Теперь. А когда он вспомнит? Разочарование и горечь? Разочарование и сожаление? Нет, нет, Алек благороден и верен.
— Нас держат в Балтиморе какие-то неотложные дела?
— Только верфь. Нам нужен управляющий. И не обязательно тот, кто мог бы делать чертежи кораблей. Отец оставил планы трех или четырех, включая «Пегаса».
Джинни чуть помедлила.
— Знаешь, Алек, я только сейчас подумала… насчет верфи. Не стоит писать дарственную. В конце концов мы женаты. Она наша. Мне совершенно ни к чему становиться единственным владельцем.
Неужели она действительно сказала это? Неужели изменилась так сильно за столь короткое время? Невероятно, ошеломительно и немного пугающе. Но что произойдет, если он вспомнит?

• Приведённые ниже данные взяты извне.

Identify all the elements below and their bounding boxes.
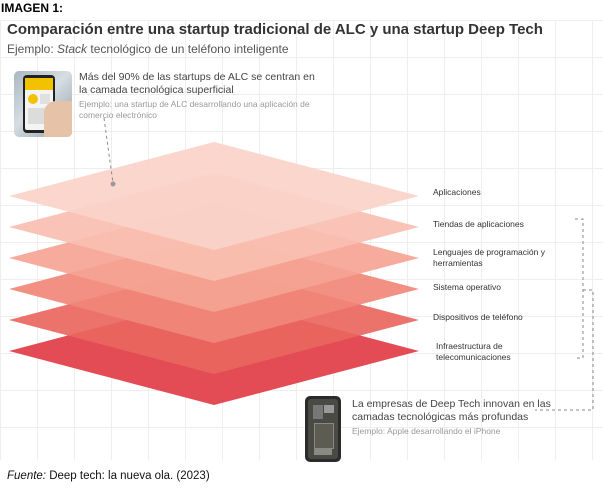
top-connector-line <box>103 117 114 184</box>
layer-label-dispositivos: Dispositivos de teléfono <box>433 312 523 322</box>
image-label: IMAGEN 1: <box>1 1 64 15</box>
bottom-note-main: La empresas de Deep Tech innovan en las … <box>352 398 551 423</box>
source-citation: Fuente: Deep tech: la nueva ola. (2023) <box>7 470 210 482</box>
bottom-connector-line <box>535 289 594 411</box>
layer-label-sistema: Sistema operativo <box>433 282 502 292</box>
layers-group <box>9 142 419 405</box>
subtitle-italic: Stack <box>57 42 88 56</box>
layer-aplicaciones <box>9 142 419 250</box>
source-text: Deep tech: la nueva ola. (2023) <box>46 470 210 482</box>
top-note-main: Más del 90% de las startups de ALC se ce… <box>79 71 315 96</box>
top-connector-dot <box>110 181 116 187</box>
hand-shape <box>44 101 72 137</box>
iphone-internals-image <box>305 396 341 462</box>
subtitle-suffix: tecnológico de un teléfono inteligente <box>87 42 289 56</box>
page-title: Comparación entre una startup tradiciona… <box>7 21 543 38</box>
deep-layers-bracket <box>575 218 584 359</box>
phone-shopping-app-image <box>14 71 72 137</box>
layer-label-aplicaciones: Aplicaciones <box>433 187 481 197</box>
layer-label-infraestructura: Infraestructura de telecomunicaciones <box>436 341 511 362</box>
layer-label-lenguajes: Lenguajes de programación y herramientas <box>433 247 545 268</box>
subtitle: Ejemplo: Stack tecnológico de un teléfon… <box>7 42 289 56</box>
top-note: Más del 90% de las startups de ALC se ce… <box>79 71 319 121</box>
bottom-note: La empresas de Deep Tech innovan en las … <box>352 398 552 437</box>
top-note-example: Ejemplo: una startup de ALC desarrolland… <box>79 99 310 120</box>
bottom-note-example: Ejemplo: Apple desarrollando el iPhone <box>352 426 501 436</box>
subtitle-prefix: Ejemplo: <box>7 42 58 56</box>
source-prefix: Fuente: <box>7 470 46 482</box>
layer-label-tiendas: Tiendas de aplicaciones <box>433 219 524 229</box>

Джинни немедленно постаралась выбросить из головы настойчивую тревожную мысль. Он нуждается в ней. В ее доверии и преданности. Это самое меньшее, что она может ему дать.
— Собственно говоря, даже к лучшему, если верфь будет на мое имя, — кивнул Алек. — Ты сама говорила, что мужчины в Балтиморе не спешат заключать сделки с женщинами. Что ж, пусть считают, что имеют дело с мужчиной. Что ты об этом думаешь?
Он интересовался ее мнением, а не отдавал приказы. И при этом вполне серьезен. Мгновение поколебавшись, Джинни ответила:
— Думаю, что вы очень умны и хитры, сэр.
Странно, еще вчера она скорее умерла бы, чем признала подобное. Несправедливость подобного утверждения по-прежнему была ясна, но теперь все это просто не играло такой роли в ее жизни.
— Завтра нужно позаботиться о «Пегасе». Начать ставить новую мачту.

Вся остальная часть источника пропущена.